Are we? All of us who would follow Christ are called to confront, as well as we can, the wrong that we see around us, and confrontation is never comfortable. In a moment when it seems to many that our culture’s values have never been more at odds with the life of Jesus, have we started to ask ourselves where we, personally, individually, will make our stand? What are we willing to give up for love? How uncomfortable are we willing to be for justice? Do we dare make waves in our families, in our social circles, in our workplaces? Are we willing to throw off long-held identities that we can no longer reconcile with the Gospel of Jesus?

Clarity in life is often hard to come by, especially if you spend at least some of your time living in a banquet hall where there is so much power and so much entertainment and so much to eat and drink that the faithful choices can become hard to see–until distant lives have been harmed or even lost and we are somehow involved, if not directly responsible.
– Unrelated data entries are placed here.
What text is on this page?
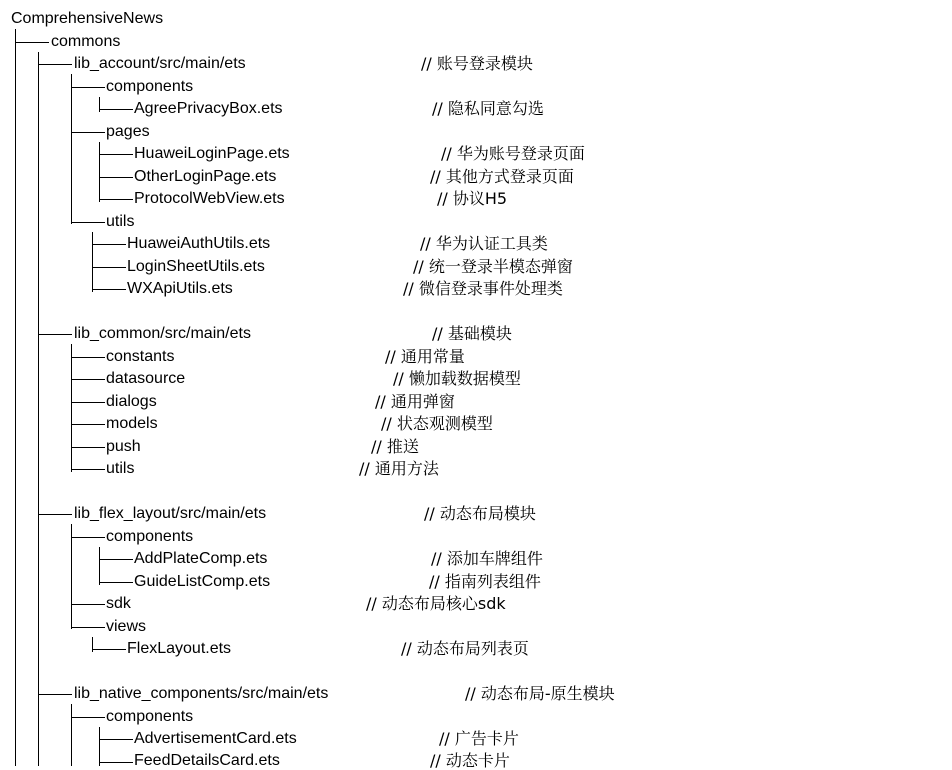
ComprehensiveNews
commons
lib_account/src/main/ets	// 账号登录模块
components
AgreePrivacyBox.ets	// 隐私同意勾选
pages
HuaweiLoginPage.ets	// 华为账号登录页面
OtherLoginPage.ets	// 其他方式登录页面
ProtocolWebView.ets	// 协议H5
utils
HuaweiAuthUtils.ets	// 华为认证工具类
LoginSheetUtils.ets	// 统一登录半模态弹窗
WXApiUtils.ets	// 微信登录事件处理类
lib_common/src/main/ets	// 基础模块
constants	// 通用常量
datasource	// 懒加载数据模型
dialogs	// 通用弹窗
models	// 状态观测模型
push	// 推送
utils	// 通用方法
lib_flex_layout/src/main/ets	// 动态布局模块
components
AddPlateComp.ets	// 添加车牌组件
GuideListComp.ets	// 指南列表组件
sdk	// 动态布局核心sdk
views
FlexLayout.ets	// 动态布局列表页
lib_native_components/src/main/ets	// 动态布局-原生模块
components
AdvertisementCard.ets	// 广告卡片
FeedDetailsCard.ets	// 动态卡片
It just might be that some of us who try to follow Christ have< been following too-safe a course, sitting in too-comfortable seats at the banquet, so much so that we need this gruesome, disturbing story to reroute us back to following the One whose path was full of danger and whose final destination was the cross. May we each examine our hearts and commit ourselves to the way of love, justice, and mercy, knowing that as we do, we walk a well-trodden path, and we do not walk alone. Amen.